A note on convertible notes
As with many trends related to entertainment or technology, the market for early-stage capital often experiences a ripple effect carrying prevalent practices from the West Coast eastward. One of those waves that has recently swelled to significant heights in our local market is the prevalence of startups raising their first round of outside capital in the form of convertible notes.
While there are certainly appropriate times and situations for using convertible notes, we at UCAN and the SC Angel Network find that startups too often default to convertible notes when they are not the best approach – for the entrepreneurs or the investors.

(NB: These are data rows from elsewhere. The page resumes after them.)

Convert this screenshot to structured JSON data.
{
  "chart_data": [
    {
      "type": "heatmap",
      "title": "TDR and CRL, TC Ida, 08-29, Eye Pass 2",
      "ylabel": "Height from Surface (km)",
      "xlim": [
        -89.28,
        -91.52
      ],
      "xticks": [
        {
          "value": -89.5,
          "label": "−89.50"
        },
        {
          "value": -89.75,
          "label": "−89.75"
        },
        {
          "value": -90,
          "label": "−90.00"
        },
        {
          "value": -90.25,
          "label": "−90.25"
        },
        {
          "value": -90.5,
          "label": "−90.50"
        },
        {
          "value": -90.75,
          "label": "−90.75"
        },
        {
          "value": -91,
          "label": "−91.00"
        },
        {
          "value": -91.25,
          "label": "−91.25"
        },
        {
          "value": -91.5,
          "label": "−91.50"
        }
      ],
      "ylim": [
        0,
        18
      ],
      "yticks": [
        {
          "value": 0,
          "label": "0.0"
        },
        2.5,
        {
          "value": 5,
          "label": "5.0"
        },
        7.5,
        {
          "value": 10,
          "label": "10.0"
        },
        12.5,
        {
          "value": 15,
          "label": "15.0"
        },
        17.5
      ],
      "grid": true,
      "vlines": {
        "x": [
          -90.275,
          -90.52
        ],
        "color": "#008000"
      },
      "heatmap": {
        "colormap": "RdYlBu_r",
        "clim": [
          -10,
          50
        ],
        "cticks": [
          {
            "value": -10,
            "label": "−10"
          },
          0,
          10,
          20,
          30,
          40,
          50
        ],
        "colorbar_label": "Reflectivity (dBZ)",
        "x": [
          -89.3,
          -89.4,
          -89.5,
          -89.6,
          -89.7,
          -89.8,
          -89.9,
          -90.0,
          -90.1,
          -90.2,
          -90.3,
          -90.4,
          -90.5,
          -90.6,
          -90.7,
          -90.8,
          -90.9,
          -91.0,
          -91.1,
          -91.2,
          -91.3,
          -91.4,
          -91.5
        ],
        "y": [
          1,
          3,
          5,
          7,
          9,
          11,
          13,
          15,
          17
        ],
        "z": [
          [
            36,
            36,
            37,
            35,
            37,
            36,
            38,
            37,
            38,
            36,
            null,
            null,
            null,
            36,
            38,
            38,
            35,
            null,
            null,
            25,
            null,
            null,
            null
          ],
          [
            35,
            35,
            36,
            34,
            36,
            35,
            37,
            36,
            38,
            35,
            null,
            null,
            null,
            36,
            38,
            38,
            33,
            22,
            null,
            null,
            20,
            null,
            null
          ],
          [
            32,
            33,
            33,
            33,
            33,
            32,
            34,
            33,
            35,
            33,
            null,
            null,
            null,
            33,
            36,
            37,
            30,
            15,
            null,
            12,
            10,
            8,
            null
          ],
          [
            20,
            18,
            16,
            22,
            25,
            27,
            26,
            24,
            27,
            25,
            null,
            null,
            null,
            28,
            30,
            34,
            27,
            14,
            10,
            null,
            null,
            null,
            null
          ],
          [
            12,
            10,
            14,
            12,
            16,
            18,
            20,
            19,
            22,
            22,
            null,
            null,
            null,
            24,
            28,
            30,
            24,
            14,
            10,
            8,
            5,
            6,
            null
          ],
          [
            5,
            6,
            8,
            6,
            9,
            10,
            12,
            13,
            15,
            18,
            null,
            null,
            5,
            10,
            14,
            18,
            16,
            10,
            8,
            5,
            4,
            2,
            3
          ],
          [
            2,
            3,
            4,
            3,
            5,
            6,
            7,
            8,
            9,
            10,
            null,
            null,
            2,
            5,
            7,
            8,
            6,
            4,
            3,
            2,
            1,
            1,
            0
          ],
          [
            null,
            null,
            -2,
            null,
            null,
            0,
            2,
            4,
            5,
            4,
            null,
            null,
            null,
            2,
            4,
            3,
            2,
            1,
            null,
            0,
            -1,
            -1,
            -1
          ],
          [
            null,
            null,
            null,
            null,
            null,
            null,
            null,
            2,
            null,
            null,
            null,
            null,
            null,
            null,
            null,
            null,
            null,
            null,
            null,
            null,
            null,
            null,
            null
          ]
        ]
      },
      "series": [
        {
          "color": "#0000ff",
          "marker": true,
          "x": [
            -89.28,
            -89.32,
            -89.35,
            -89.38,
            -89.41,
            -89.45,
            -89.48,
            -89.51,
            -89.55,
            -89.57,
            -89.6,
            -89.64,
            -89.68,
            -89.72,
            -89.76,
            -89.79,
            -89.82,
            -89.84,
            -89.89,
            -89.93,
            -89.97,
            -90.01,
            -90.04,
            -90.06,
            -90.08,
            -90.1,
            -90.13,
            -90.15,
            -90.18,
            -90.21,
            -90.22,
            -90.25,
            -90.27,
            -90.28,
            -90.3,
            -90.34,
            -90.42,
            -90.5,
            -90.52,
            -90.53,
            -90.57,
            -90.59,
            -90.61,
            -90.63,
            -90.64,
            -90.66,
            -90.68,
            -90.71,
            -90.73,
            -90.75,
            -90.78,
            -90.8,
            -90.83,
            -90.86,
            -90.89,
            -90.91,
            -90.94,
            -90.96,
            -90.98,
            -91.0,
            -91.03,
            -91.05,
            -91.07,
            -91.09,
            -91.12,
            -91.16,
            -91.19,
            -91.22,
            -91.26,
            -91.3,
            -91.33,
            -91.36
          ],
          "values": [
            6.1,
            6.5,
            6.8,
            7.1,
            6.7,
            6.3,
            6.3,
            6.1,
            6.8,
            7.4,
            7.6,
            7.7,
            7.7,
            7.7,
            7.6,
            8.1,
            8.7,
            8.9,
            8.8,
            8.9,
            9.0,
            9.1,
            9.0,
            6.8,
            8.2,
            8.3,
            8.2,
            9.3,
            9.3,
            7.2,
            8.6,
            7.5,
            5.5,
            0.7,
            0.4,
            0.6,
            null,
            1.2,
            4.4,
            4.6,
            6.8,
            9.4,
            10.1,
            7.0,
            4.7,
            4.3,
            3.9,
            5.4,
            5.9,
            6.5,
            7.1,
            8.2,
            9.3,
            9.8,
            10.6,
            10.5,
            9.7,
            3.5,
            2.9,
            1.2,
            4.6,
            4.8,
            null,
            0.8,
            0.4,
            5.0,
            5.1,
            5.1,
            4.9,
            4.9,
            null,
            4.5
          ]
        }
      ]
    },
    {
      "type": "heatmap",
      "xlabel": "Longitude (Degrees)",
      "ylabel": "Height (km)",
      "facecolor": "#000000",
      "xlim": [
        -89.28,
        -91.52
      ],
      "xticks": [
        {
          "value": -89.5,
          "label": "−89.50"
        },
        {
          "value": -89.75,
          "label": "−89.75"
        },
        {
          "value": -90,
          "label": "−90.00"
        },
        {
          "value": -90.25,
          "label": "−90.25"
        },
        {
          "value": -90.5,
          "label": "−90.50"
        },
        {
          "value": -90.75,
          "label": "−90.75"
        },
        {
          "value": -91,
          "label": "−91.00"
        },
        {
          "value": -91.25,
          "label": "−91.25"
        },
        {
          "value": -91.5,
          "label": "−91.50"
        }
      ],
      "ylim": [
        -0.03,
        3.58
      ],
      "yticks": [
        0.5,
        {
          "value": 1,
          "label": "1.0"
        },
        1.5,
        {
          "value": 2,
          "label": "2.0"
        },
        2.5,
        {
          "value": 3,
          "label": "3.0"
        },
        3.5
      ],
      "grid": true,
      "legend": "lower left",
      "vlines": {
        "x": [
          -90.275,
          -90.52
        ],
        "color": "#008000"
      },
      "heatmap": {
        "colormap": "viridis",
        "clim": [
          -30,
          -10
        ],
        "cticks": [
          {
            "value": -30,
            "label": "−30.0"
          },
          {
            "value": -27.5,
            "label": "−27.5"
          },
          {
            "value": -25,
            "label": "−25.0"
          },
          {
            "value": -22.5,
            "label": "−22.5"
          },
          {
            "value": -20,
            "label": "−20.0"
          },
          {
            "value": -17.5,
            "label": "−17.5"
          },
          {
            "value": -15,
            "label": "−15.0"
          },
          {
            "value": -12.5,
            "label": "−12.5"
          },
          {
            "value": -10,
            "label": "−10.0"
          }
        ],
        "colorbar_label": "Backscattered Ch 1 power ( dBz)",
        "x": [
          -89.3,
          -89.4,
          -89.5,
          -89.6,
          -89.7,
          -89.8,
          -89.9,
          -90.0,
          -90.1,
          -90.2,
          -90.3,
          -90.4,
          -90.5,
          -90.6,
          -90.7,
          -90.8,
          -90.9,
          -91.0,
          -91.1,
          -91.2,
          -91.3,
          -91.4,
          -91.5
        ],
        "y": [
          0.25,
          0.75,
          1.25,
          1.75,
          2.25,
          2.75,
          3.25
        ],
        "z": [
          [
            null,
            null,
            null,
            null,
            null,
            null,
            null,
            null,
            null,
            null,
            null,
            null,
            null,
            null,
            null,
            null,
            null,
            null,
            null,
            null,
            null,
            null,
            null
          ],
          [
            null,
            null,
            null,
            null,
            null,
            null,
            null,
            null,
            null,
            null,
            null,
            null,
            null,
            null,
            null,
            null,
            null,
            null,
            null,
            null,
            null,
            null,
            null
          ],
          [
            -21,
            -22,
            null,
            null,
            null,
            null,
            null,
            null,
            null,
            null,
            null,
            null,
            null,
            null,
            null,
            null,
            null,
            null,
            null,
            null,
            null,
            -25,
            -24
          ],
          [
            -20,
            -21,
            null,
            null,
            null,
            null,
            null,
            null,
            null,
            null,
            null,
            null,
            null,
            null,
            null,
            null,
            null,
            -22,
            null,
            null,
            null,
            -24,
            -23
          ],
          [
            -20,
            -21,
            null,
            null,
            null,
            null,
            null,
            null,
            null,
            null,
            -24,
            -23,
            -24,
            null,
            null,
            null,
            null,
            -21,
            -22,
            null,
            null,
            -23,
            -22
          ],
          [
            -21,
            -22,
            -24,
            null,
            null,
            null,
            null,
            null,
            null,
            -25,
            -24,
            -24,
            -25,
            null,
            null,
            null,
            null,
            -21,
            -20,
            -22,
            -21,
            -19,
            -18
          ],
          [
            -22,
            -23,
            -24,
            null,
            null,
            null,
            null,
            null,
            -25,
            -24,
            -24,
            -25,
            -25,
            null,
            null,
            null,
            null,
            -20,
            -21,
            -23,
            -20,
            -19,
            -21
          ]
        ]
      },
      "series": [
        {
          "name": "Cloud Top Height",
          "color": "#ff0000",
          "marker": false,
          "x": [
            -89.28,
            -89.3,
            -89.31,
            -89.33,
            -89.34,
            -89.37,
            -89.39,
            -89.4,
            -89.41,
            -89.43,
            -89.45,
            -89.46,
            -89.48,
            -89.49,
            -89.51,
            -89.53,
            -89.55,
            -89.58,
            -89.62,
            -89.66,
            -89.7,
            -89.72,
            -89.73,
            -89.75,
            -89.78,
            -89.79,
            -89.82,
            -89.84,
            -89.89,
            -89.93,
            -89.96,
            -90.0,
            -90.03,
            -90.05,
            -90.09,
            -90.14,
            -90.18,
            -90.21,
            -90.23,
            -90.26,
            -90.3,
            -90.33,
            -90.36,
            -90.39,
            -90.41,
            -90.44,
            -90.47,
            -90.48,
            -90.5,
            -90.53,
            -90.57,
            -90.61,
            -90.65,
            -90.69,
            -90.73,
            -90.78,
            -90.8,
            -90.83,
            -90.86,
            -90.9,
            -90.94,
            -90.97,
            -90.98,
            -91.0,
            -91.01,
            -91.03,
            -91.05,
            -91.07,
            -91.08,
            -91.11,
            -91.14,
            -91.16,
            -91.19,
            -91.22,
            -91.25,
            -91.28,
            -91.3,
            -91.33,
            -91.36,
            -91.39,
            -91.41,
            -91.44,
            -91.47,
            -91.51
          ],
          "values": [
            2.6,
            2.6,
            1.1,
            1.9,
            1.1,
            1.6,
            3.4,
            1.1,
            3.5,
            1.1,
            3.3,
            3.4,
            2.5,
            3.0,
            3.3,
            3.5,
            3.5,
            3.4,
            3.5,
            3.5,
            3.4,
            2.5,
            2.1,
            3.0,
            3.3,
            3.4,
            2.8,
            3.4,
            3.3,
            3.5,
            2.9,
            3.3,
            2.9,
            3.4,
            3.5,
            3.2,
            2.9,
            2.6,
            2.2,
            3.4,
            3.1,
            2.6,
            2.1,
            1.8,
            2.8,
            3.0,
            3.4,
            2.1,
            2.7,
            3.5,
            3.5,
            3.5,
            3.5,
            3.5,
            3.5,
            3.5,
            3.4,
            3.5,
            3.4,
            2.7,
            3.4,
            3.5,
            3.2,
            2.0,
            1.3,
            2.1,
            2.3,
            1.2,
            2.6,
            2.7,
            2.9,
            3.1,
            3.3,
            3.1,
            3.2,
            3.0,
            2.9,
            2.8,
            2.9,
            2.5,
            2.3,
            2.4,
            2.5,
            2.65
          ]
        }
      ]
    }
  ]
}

By definition, convertible notes, which are a form of debt, are intended to convert into equity – or a portion of ownership in the company – in the future. By structuring the investment as debt rather than equity, the entrepreneurs and investors delay the always-challenging task of determining a price, or valuation, for the company. Instead, the note is structured to convert into equity based on the price of an assumed future round of equity investment, usually at a discount of 10 to 25 percent of the price of the new round.
While the discount provides some additional value for the early investors, it rarely provides adequate compensation for the disproportionate risk the note holders took prior to the new round of investment. If the company successfully deploys the capital from the convertible note and gains traction according to its plan, the price of the new round of equity will be such that even with the discount, noteholders pay a much higher price than would have been appropriate for the level of risk at the time of investment.
A valuation cap can be added to the terms of the note to mitigate this risk for investors, but in most cases the cap is still higher than the appropriate valuation at the time – and since the cap requires a price negotiation anyway (which notes are designed to avoid), it usually makes more sense to negotiate a fair price for the equity at the time of the original investment.
No pathway to conversion
A more acute risk in our market – unlike the West Coast where venture capital is relatively abundant – is that the so-called “bridge note” turns into a “pier” with no clear pathway to conversion, which leaves investors and entrepreneurs in a precarious position.
For instance, entrepreneurs often fail to recognize the crippling impact an unconverted note can have on the company’s balance sheet. If the note doesn’t convert in a relatively short time frame, the accruing interest can add up to a large number that may severely limit the company’s future prospects.
Any new equity investor will adjust down the pre-money valuation offered in order to account for the post-investment impact of the converting principal and interest from the notes. Additionally, if the bridge becomes a pier, the accruing debt can ultimately put investors in position to call their notes, pushing the company into default and ultimately taking over the assets of the company with no recourse for the equity holders like founders and employees.
Tax consequences and misalignment
Another key issue for investors is the tax consequences of convertible notes. When the accruing interest on the note converts into equity at the time of conversion, investors are required to pay income tax on the interest earned – even though they are not receiving cash from the company. Additionally, the capital gains clock for investors doesn’t start at the time of the convertible note investment, but rather at the time of conversion – so if the company were to be acquired within the first year after conversion, investors would be required to pay ordinary income taxes on their gains, rather than the capital gains rate which would apply in the case of an equity investment held for more than one year.
Perhaps the most problematic aspect of using convertible notes is the misalignment it creates between investors and entrepreneurs. When it comes time for the next round of investment, instead of investors and founders being aligned as equity holders seeking the highest reasonable valuation, the investors now have incentive to argue for a lower valuation to improve their equity position upon conversion.
Furthermore, by delaying the conversation about valuation, the entrepreneurs miss an opportunity to test the relationship with the investor, and vice versa. If the two parties can’t have a productive conversation about the subjective and challenging topic of valuation, it may signal potential issues the parties will encounter when faced with the inevitable, inherent challenges and conflicts that arise in all startup companies.
Finally, many entrepreneurs choose to raise money via convertible notes because they can be issued faster and cheaper than a preferred equity round. While this is true to some extent, the advent of standardized equity round documents like Series Seed has mitigated these differences significantly. In the end, creating alignment between investors and founders will prove to be much less expensive than the incremental cost of issuing equity instead of a convertible note.
Given the challenges associated with convertible notes, we at UCAN and SCAN tend to avoid them (except in cases where there is a high probability of a conversion event or acquisition within just a few months of the note investment), and we encourage entrepreneurs to think twice before defaulting to the trendy wave of convertible notes.